Transitional Care Units
This new care setting presents case managers
with a variety of unique challenges.
by Dale Mueller, EdD, RN, CNAA, NHA
THE TRANSITIONAL CARE UNIT, or TCU, is perhaps the newest care setting designation to earn distinction along the post-acute continuum. For case managers, TCUs can be one of the most confusing settings for assessing program appropriateness and favorable cost benefit analyses.
In simple terms, TCUs are designed to provide short-stay transitional care for patients who no longer need daily physician visits but wish to stay close to an acute hospital environment, where they can receive ancillary and nursing services at less cost than in an acute hospital bed.
But there's a lot more detail that case managers need to know about TCUs to make prudent choices for providers, insurers and patients. Since case managers have little formalized opportunity to learn the nuances of TCU licensing and programmatic requirements, there is a great opportunity for misinformation and misunderstanding regarding programs, placement criteria, cost and reimbursement, and overall contracting authority. By being aware of some of the possible variations, case managers can be much better prepared to gather the necessary details when investigating the most appropriate care arrangement for specific clients.
To provide concise information for case managers, facilities should have clearly delineated criteria for TCU admission, including program specialties, population served, and purpose and goal of the TCU unit. For example, some TCUs provide medical or rehabilitative care under commercial managed care contracts only, and do not participate in the Medicare or Medicaid programs. Often, the
purpose of these TCUs is to provide cost-effective care for patient outcomes when care is provided under a wrap-around case rate arrangement.
Other TCUs may fill their beds primarily with Medicare-covered patients. The October 1998 definition of transfer in regard to DRGs (Section 4407 of the Balanced Budget Act of 1997), will undoubtedly present these TCUs with significant management challenges. Facilities that will need to study care management strategies should work closely with case managers to determine the best placement for eligible Medicare beneficiaries needing a continuum of services following an acute hospital stay.
Still other TCUs serve special populations through designated program certifications under Medicaid. For example, a unit may specialize in weaning ventilator-dependent patients to prepare them for discharge to a long-term care setting, acute rehabilitation or long-term acute care setting. Or it may specialize in pediatric care, with the goal of discharge to home; or even young adult subacute rehabilitation in preparation for an acute rehabilitation regimen.
Contract management, risk designation and care outliers would be different for each of these units, even though they are all TCUs. To facilitate appropriate placement, facilities should supply case managers with current and easily referenced admission and discharge criteria, utilization review criteria for continued length of stay, typical patient profile and program offerings, and acceptable payer sources.

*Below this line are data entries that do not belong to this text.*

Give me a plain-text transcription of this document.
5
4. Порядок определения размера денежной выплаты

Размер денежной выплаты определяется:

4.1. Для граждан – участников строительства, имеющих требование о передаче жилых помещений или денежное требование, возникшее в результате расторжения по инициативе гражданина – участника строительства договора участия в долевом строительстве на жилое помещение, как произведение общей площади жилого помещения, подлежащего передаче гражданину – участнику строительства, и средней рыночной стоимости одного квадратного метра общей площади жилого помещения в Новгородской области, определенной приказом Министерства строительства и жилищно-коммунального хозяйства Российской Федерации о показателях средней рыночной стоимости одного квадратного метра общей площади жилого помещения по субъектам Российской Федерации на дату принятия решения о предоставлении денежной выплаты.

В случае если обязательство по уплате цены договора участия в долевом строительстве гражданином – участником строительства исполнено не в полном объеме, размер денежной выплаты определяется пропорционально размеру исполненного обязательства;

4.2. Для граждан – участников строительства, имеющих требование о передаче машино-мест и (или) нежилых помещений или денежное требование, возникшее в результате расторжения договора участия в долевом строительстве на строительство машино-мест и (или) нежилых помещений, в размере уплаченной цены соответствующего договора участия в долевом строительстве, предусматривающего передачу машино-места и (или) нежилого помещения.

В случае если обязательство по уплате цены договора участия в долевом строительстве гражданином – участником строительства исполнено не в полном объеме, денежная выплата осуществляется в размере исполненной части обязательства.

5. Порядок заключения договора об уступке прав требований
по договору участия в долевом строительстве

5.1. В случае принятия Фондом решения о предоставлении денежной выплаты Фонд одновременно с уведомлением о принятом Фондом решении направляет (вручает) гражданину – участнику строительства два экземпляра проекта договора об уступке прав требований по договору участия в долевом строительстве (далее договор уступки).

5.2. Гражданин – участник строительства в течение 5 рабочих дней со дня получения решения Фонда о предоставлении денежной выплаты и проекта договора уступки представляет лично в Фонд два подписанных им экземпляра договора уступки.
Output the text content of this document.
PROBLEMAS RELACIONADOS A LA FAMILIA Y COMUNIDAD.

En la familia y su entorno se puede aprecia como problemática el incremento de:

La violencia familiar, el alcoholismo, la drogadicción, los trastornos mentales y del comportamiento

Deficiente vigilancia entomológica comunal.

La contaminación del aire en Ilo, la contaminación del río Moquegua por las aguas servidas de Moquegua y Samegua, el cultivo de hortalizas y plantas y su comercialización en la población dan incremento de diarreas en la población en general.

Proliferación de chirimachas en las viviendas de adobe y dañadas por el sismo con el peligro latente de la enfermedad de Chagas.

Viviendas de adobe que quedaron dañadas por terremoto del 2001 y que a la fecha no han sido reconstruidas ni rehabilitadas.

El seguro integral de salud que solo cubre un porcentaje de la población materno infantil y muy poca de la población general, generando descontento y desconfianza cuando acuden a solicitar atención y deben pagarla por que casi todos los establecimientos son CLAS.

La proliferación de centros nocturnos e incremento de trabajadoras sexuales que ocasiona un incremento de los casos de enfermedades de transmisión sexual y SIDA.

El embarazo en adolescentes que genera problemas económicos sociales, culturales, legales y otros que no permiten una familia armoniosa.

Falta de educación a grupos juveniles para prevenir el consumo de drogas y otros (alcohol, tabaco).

Usually, the licensing category that applies to TCUs is that of an extended care facility (ECF), defined by Federal Conditions of Participation and the Omnibus Budget Reconciliation Acts of 1988 and thereafter. These regulations are often referred to as skilled care or nursing home regulations. Regulations and compliance applying to skilled nursing facilities, such as the minimum data set (MDS), RUGs III care level classification data, Medicare Part A coverage, ombudsman services, patients' rights to choose their own physician, and age- and gender-appropriate activity programs generally will apply to a TCU under skilled care regulations.
Case managers usually are not intimately familiar with the distinctions between regulations for acute care and skilled nursing facilities, leading to misunderstanding regarding which guidelines are mandated by regulation and which have been designated by providers. It is important for case managers to understand that if a rule is a facility's policy as opposed to federal regulation, it may be open to discussion. By determining what rules potentially may be changed, case managers may be able to negotiate for needed care and support.
The relationship of TCU and DRG reimbursement may also be confusing, because patients remain in the acute hospital following a DRG-covered acute stay. TCU placement is not covered under prospective DRG payment for an acute hospitalization, nor has it been an extension of a DRG-covered acute hospital stay. In the future, new definitions of qualified discharge and transfer may cloud this distinction, making it more difficult for case managers.
TCU Medicare reimbursement generally falls under Part A ECF inpatient benefits. Case managers may already be familiar with these eligibility and coverage requirements from transferring patients from an acute setting to a nursing home. But what may be familiar about Part A coverage--the need for skilled services, a three-day acute hospital qualifying stay, available days in the beneficiary's benefit period, and so on--will undoubtedly require additional considerations regarding cost and reimbursement for providers.
Currently, payment for transfers, as opposed to discharge, involve 10 designated DRGs, including DRG #14 (specific cerebrovascular disorders) and #210/211/236 (hip and femur procedures). Not only may this significantly affect the desirability and availability of TCU placement, but it also influences the clinical care pathways that case managers use to plan the continuum of services. *
Dale Mueller is director of the department of nursing continuing education at Learning Tree University, Chatsworth, Calif. Dr. Mueller is a licensed nursing home administrator with over 20 years' experience in post-acute care, and has been a national consultant in reimbursement and staff training in extended care.